Pourtant, il n'a été diffusé qu'au mois d'août, en troisième partie de soirée, sur la plus confidentielle des chaînes du groupe France Télévisions, laquelle ne semble pas prévoir de rediffusions. Et d'après ce que disent ses auteurs, cette production doit tout à la personnalité, et au récent décès, de Patrick Roy, l'ange tutélaire du festival, et doit donc être prise comme un remords qui, comme toujours, arrive trop tard. L'événement, pourtant, attirant 80 000 spectateurs venus de toute l'Europe, n'a rien de mineur, et permet de mettre en lumière un réseau auquel participent des centaines de milliers de citoyens européens : comment se fait-il qu'il ne figure pas, comme tant d'autres rencontres de moindre importance, à l'agenda culturel de l'été ? Comment se fait-il que l'on ne l'évoque guère auprès du grand public que pour rapporter le point de vue d'une mesquinerie abyssale et d'un nombrilisme exacerbé du catholique outragé ? A quel degré de bêtise faut-il être parvenu pour ressortir à son propos ce spectre grimaçant du satanisme qui ne fait même plus rire les sociologues ?

Le pire, au fond, est que l'on ne se pose guère ces questions. Le festival de métal, les rassemblements de motards, avec leur participants aussi nombreux que bien visibles, ne représentent qu'un segment particulier dans l'immense diversité de ces pratiques individuelles ou collectives à propos desquelles Christian Bromberger a rassemblé quelques études. Mais le rock, la moto, ou les jeux vidéos possèdent aussi, en corrupteurs de la jeunesse, une dimension déviante, et recèlent un potentiel substantiel de provocation. Dès lors, deux attitudes sont possibles. On peut, dans un ordre d'idées libéral, respecter les choix faits par des adultes, s'assurer qu'ils n'enfreignent pas la loi et prendre les mesures appropriées en cas de besoin : c'est, sur le terrain, assez souvent ainsi que les forces de l'ordre procèdent. Emprunter le chemin contraire entraîne toute une série de conséquences dont la moindre n'est pas ce sommet de ridicule atteint lorsqu'une vertueuse coopérative de magasins décide de retirer de ses rayons les exemplaires d'un jeu vidéo qui se pratique en ligne, et s'achète donc tout aussi bien de la même manière, indiquant ainsi aux amateurs la voie à suivre.

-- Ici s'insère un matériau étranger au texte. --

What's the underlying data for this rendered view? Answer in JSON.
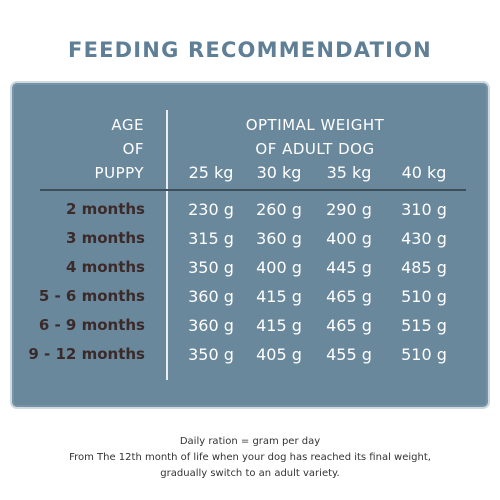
{
  "title": "FEEDING RECOMMENDATION",
  "header": {
    "age_lines": [
      "AGE",
      "OF",
      "PUPPY"
    ],
    "weight_lines": [
      "OPTIMAL WEIGHT",
      "OF ADULT DOG"
    ],
    "weights": [
      "25 kg",
      "30 kg",
      "35 kg",
      "40 kg"
    ]
  },
  "rows": [
    {
      "age": "2 months",
      "values": [
        "230 g",
        "260 g",
        "290 g",
        "310 g"
      ]
    },
    {
      "age": "3 months",
      "values": [
        "315 g",
        "360 g",
        "400 g",
        "430 g"
      ]
    },
    {
      "age": "4 months",
      "values": [
        "350 g",
        "400 g",
        "445 g",
        "485 g"
      ]
    },
    {
      "age": "5 - 6 months",
      "values": [
        "360 g",
        "415 g",
        "465 g",
        "510 g"
      ]
    },
    {
      "age": "6 - 9 months",
      "values": [
        "360 g",
        "415 g",
        "465 g",
        "515 g"
      ]
    },
    {
      "age": "9 - 12 months",
      "values": [
        "350 g",
        "405 g",
        "455 g",
        "510 g"
      ]
    }
  ],
  "footer": [
    "Daily ration = gram per day",
    "From The 12th month of life when your dog has reached its final weight,",
    "gradually switch to an adult variety."
  ],
  "colors": {
    "title": "#5f7f96",
    "panel": "#6a889c",
    "age_text": "#3b2a2a",
    "value_text": "#ffffff"
  }
}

Car on sort alors du domaine du droit, et de son respect, pour entrer dans celui de la morale, et des prohibitions que l'on se permet en son nom. On abandonne les affaires publiques pour se mêler de la vie privée. N'aimant rien tant que de jouer les directeurs de conscience, les militants de l'ordre moral n'éprouvent aucun scrupule à franchir ce pas, ne concevant même pas que l'on puisse leur en tenir grief puisqu'il sont, eux, persuadés à la fois d'être du côté du bien, d'agir dans leur bon droit, et de répliquer à une agression qui les touche dans ce qui les justifie, leur foi. Les tribunaux, bien sûr, sont là pour mettre un terme aux atteintes les plus visibles. Mais la loi ne contraint pas les choix de quantités d'acteurs qui ont intérêt à obéir à certains impératifs, acteurs dont les décisions se voient en particulier sur ces canaux de télévision dont la diversité de la programmation évolue en fonction inverse de leur nombre. Cette censure de tout ce qui ne pourrait pas passer sur TF1 à 20h30 oblige ceux qui en subissent les conséquences à s'organiser autrement ; comme leurs passions ordinaires rassemblent suffisamment d'amateurs pour assurer leur pérennité, ils s'organisent à l'écart des canaux institutionnels, et prospèrent dans leur coin, avec leur presse, leurs rendez-vous réguliers, et Internet pour relier tout ça. On tourne, mais en rond : et puisque la passion trouve moyen de s'exprimer, réclamer plus, réclamer donc un traitement équitable et un respect de ses droits et de ses libertés, se paye d'un effort coûteux dont le succès semble aléatoire. Aussi, on reste dans son monde, entre soi, perdant ainsi toute chance de jamais en sortir.